Они предстали перед четырьмя членами комитета по расследованию этого убийства, который был назначен вице-королем Неаполя, и дали показания, согласно которым вырисовывалась следующая картина. Вечером 26 октября Донна Мария после ужина, как обычно, отправилась спать и разделась при помощи Сильвии Альбана. Затем — сказав, что услышала условный свист герцога Андрии, — она потребовала, чтобы служанка вновь одела ее. Герцог действительно стоял на улице в свете луны. Госпожа вышла на балкон и приказала служанке стоять на страже и дать ей знак, если она услышит что-то подозрительное в доме или на дворе. В это время часы пробили одиннадцать. Через полчаса Донна Мария снова позвала служанку, чтобы та помогла ей раздеться. Синьора улеглась в постель и приказала принести ей новую ночную рубашку — с черным шелковым воротником и такими же манжетами. Сильвии было приказано оставить рубашку на постели и больше не входить в комнату, если только ее не позовут. После чего служанка отправилась в свою комнату (располагавшуюся между спальней Донны Марии и лестницей), прилегла на постель и задремала, читая книгу.

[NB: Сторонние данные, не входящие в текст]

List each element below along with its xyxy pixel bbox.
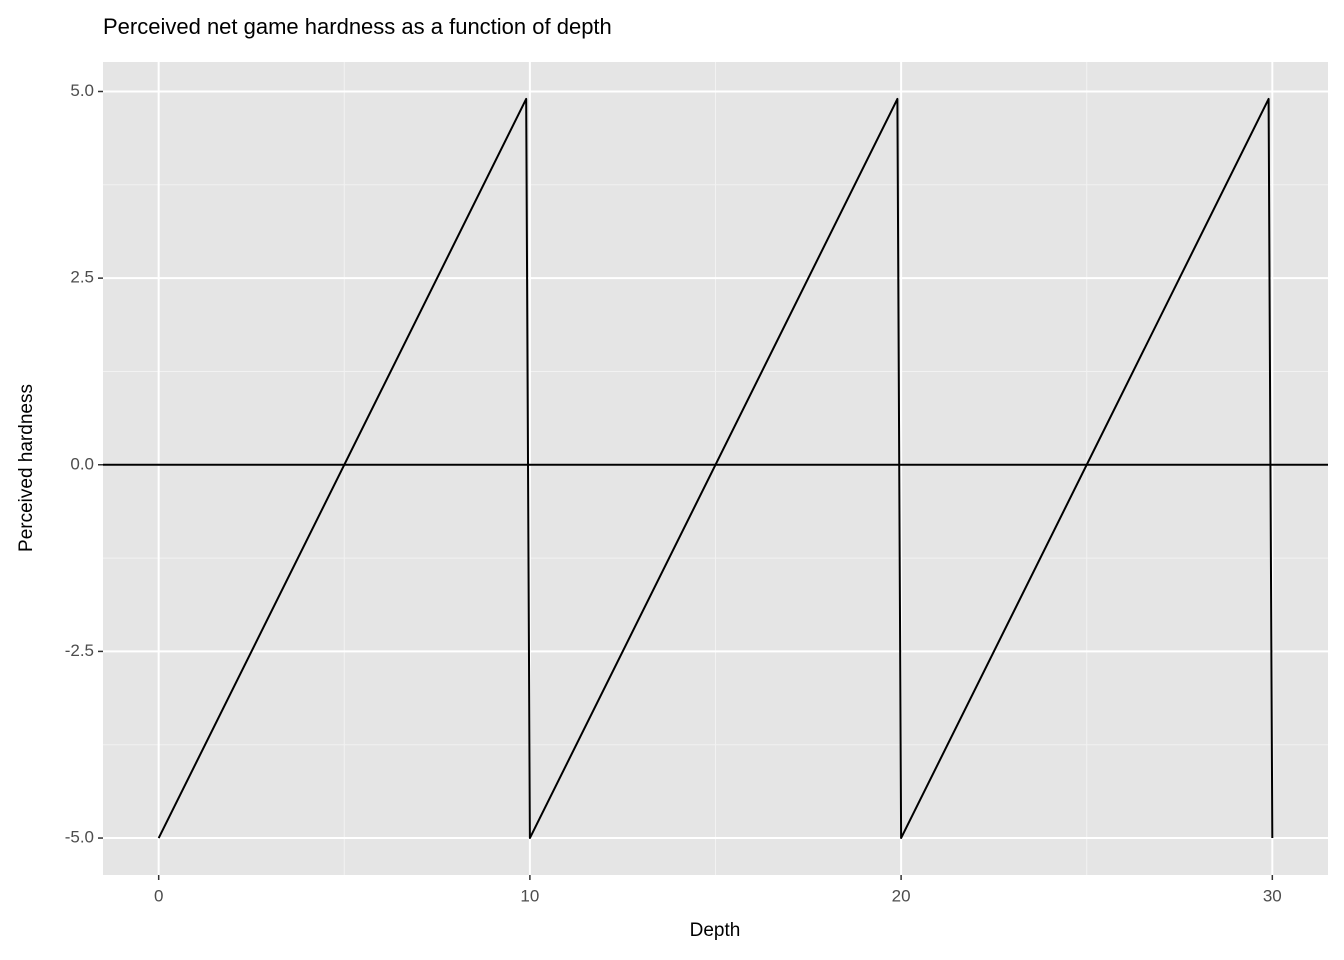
y-tick-label: -5.0: [65, 828, 94, 847]
y-axis-label: Perceived hardness: [16, 384, 37, 552]
line: [157, 97, 1274, 840]
y-tick-label: 0.0: [70, 454, 94, 473]
chart-title: Perceived net game hardness as a functio…: [103, 14, 612, 39]
x-tick-label: 30: [1263, 886, 1282, 905]
x-tick-label: 20: [892, 886, 911, 905]
x-axis-label: Depth: [690, 920, 741, 941]
x-tick-label: 10: [520, 886, 539, 905]
y-tick-label: 2.5: [70, 268, 94, 287]
y-tick-label: -2.5: [65, 641, 94, 660]
x-tick-label: 0: [154, 886, 163, 905]
y-tick-label: 5.0: [70, 81, 94, 100]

Примерно в это же время, по свидетельству Пьетро Бардотти, Карло поужинал в мезонине дворца (прислуживал ему сам Бардотти), а затем удалился спать, закрыв за собою дверь комнаты. Около полуночи Карло вызвал колокольчиком камердинера и приказал принести ему воды. Выйдя во двор за водой, он увидел, что дверь, ведущая на улицу, была открыта, и не смог найти этому объяснения. Вернувшись к своему господину, Бардотти застал его уже одетым. Карло приказал подать ему плащ. Подивившись просьбе, камердинер осмелился спросить — куда же направляется синьор в столь поздний час, на что получил ответ: «На охоту!». Когда же Бардотти заметил, что это не время для охоты, его господин пробормотал: «Увидишь — на какого зверя я иду сегодня охотиться». После чего он приказал зажечь факел и вытащил из-под кровати шпагу (дав ее свидетелю), кинжал, нож и маленькую аркебузу. Затем синьор взобрался по лестнице, ведущей в покои Донны Марии, и прошептал, что убьет обоих — герцога Андрии и «эту шлюху Марию». Бардотти заметил на лестнице еще двух человек, вооруженных алебардой и аркебузой, в которых он затем признал слуг Дона Карло: Пьетро Викарио и Асканио Лама. Потом к ним присоединился и еще один слуга — некий Франческо, фамилии которого Бардотти не знал. По знаку Карло эти люди вошли в комнаты Донны Марии.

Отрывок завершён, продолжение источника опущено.